Bij brief van 3 december 2003 diende verzoekster een klacht in bij de Stichting Nationale Commissie voor Internationale Samenwerking en Duurzame Ontwikkeling (NCDO). In de brief verkondigde verzoekster tamelijk uitgesproken opvattingen over ontwikkelingshulp in het algemeen, de rol van Nederland in het bijzonder en de werkwijze van (een medewerkster van) de NCDO bij de behandeling van subsidieaanvragen van verzoekster. Naar aanleiding van deze klachtbrief reageerde het bestuursorgaan nogal heftig met het indienen van een smaadklacht tegen verzoekster bij de politie en het dreigen met een civielrechtelijke procedure waarin schadevergoeding zou worden geëist. Weliswaar heeft verzoekster in de brief van 3 december 2003, maar naar het oordeel van de Nationale ombudsman is de reactie van het bestuurorgaan hierop disproportioneel te noemen. De NCDO heeft een gematigder toon aangeslagen bij de behandeling van de klacht van 10 februari 2004. Ook nadien is in reactie op de klacht van 28 april 2004 de toonzetting zakelijk en correct gebleven. De klachten bevatten geen nieuwe feiten of omstandigheden. Ook de klacht van 29 november 2004 niet. Op deze klacht reageerde de NCDO niet meer, reden voor verzoekster om bij de Nationale ombudsman te klagen.
De Nationale ombudsman overwoog dat het niet onevenredig is om een beperkende maatregel te treffen als door een veelschrijver een onevenredig beslag gelegd wordt op het bestuursorgaan of de onder verantwoordelijkheid van dit bestuursorgaan werkzame organisatie. Deze gedragslijn, onder meer neergelegd in rapport 2005/241, kon volgens de Nationale ombudsman op overeenkomstige wijze worden toegepast op een veelheid van correspondentie die een en dezelfde klacht betreft, met dien verstande, dat de bepalingen van titel 1 van hoofdstuk 9 van de Algemene wet bestuursrecht (Awb) in acht moeten worden genomen.
In dit geval was naar het oordeel van de Nationale ombudsman sprake van een verstoorde relatie tussen verzoekster en de NCDO die zich onder meer uitte in een veelheid van correspondentie van verzoekster die een buitensporig beslag op de organisatie van de NCDO legde. Dit billijkte de beslissing van de NCDO om niet meer te reageren op correspondentie van verzoeker.

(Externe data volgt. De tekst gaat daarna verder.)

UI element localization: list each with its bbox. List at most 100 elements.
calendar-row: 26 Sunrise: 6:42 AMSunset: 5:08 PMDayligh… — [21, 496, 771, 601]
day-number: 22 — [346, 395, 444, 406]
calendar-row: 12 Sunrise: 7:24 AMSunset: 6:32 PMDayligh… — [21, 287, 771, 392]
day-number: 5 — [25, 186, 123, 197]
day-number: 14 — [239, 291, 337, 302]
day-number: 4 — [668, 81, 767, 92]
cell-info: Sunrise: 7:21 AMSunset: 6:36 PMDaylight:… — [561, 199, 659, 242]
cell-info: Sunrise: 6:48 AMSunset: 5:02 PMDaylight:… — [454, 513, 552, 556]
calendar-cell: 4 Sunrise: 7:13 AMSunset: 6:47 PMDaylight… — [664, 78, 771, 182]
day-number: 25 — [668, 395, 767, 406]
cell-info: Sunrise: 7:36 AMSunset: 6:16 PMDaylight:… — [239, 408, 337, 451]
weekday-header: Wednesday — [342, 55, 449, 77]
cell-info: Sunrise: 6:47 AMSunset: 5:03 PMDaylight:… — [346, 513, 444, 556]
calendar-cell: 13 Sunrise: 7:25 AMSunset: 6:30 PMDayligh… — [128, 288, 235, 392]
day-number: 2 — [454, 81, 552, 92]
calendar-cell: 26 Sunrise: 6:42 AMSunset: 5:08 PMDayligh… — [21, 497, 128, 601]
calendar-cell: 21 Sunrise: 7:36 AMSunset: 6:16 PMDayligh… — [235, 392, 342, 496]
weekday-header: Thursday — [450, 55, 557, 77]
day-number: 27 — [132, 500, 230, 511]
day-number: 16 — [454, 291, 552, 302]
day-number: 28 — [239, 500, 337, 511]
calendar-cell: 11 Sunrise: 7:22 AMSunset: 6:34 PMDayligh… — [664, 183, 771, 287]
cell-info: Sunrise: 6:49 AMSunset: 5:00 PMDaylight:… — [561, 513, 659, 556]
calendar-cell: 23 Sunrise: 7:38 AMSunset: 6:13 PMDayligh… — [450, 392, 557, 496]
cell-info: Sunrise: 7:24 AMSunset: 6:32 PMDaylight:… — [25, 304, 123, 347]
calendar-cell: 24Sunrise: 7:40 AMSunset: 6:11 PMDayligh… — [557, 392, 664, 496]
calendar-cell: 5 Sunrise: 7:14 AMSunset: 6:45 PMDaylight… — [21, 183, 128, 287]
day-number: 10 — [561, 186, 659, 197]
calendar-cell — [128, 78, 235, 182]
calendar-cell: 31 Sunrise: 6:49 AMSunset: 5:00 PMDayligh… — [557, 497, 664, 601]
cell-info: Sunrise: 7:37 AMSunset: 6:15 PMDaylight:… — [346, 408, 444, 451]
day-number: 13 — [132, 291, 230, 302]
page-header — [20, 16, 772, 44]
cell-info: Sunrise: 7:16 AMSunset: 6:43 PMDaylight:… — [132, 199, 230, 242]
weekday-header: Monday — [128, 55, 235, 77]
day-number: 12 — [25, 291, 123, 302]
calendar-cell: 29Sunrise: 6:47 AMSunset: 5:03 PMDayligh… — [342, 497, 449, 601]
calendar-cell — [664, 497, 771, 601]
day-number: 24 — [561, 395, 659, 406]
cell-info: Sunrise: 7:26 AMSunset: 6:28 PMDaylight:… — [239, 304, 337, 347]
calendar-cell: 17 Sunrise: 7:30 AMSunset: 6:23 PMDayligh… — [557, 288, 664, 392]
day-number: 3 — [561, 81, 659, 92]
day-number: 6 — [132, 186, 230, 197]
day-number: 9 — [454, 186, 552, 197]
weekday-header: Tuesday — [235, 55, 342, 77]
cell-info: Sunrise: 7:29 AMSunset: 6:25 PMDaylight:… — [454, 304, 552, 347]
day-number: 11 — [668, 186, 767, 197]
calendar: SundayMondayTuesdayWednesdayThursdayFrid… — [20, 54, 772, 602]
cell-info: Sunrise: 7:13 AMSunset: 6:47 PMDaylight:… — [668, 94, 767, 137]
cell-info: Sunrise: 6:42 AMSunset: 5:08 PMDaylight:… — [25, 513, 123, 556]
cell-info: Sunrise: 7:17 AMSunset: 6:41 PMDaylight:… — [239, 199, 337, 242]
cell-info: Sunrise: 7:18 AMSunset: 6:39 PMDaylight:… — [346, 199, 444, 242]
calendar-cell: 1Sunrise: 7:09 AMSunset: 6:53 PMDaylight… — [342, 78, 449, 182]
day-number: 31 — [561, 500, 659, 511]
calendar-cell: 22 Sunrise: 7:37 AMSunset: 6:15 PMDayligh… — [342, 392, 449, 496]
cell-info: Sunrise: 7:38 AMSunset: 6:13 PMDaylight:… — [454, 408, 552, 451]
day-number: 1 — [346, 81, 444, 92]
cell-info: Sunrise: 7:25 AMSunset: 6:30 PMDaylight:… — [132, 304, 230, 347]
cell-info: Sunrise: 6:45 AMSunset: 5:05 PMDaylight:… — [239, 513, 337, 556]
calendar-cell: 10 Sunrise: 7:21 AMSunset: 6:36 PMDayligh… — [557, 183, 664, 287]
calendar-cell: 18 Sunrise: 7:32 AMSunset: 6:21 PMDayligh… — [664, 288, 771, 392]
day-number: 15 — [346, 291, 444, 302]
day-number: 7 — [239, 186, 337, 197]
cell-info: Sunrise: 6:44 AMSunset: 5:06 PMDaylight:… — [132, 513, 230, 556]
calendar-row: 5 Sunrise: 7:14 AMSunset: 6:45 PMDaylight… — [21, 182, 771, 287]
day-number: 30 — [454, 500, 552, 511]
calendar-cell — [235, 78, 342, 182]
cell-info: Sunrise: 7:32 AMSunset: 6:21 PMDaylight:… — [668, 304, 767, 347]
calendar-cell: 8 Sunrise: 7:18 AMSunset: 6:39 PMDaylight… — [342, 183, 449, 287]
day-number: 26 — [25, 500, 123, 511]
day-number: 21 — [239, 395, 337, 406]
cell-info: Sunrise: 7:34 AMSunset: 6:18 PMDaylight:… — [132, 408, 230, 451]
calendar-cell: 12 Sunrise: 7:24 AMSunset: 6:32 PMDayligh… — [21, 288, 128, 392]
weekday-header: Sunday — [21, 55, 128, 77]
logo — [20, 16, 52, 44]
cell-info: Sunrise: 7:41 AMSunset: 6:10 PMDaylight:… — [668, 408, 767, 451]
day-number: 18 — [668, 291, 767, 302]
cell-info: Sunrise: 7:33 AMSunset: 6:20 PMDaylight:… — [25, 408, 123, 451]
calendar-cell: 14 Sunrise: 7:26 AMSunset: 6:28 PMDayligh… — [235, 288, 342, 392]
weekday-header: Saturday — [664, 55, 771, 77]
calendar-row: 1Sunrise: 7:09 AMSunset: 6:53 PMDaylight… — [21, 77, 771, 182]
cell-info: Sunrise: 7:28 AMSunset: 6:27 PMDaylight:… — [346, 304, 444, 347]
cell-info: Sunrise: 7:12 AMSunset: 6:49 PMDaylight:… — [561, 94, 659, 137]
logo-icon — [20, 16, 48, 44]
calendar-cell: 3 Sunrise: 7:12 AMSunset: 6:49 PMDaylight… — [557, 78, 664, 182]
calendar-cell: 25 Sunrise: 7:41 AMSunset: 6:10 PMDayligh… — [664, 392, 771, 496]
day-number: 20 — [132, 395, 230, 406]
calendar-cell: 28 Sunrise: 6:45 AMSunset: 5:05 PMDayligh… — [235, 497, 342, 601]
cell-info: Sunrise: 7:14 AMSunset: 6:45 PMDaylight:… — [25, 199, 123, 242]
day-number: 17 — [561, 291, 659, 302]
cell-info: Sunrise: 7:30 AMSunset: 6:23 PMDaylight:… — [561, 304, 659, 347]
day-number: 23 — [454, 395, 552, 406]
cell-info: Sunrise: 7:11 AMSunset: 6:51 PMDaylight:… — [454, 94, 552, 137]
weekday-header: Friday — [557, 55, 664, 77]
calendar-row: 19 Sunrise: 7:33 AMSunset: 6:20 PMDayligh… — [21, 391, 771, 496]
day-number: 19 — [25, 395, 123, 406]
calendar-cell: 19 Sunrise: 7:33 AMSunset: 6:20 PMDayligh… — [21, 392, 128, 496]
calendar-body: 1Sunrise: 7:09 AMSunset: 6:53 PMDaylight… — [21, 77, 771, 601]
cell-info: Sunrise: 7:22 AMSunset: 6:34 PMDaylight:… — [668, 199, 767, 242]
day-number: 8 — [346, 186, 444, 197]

Verder was de herhaalde klacht van 28 april 2004 in overeenstemming met de bepalingen van de wet door de NCDO juist behandeld. Daarna ontving de NCDO verzoeksters brief van 3 juni 2004 met als onderwerp “Doorgaan met het schrijven van klachtbrieven”. Naar het oordeel van de Nationale ombudsman droeg verzoekster hiermee niet bij aan een vruchtbare samenwerking met het bestuursorgaan. In reactie hierop liet de NCDO bij brief van 4 juni 2004 verzoekster weten dat in het vervolg niet meer op klachten van verzoekster zou worden gereageerd. De Nationale ombudsman was van oordeel dat de NCDO daarmee aan genoemde gedragslijn had voldaan. Het niet reageren op de herhaalde klacht van 29 november 2004 was niet in strijd met het evenredigheidsbeginsel.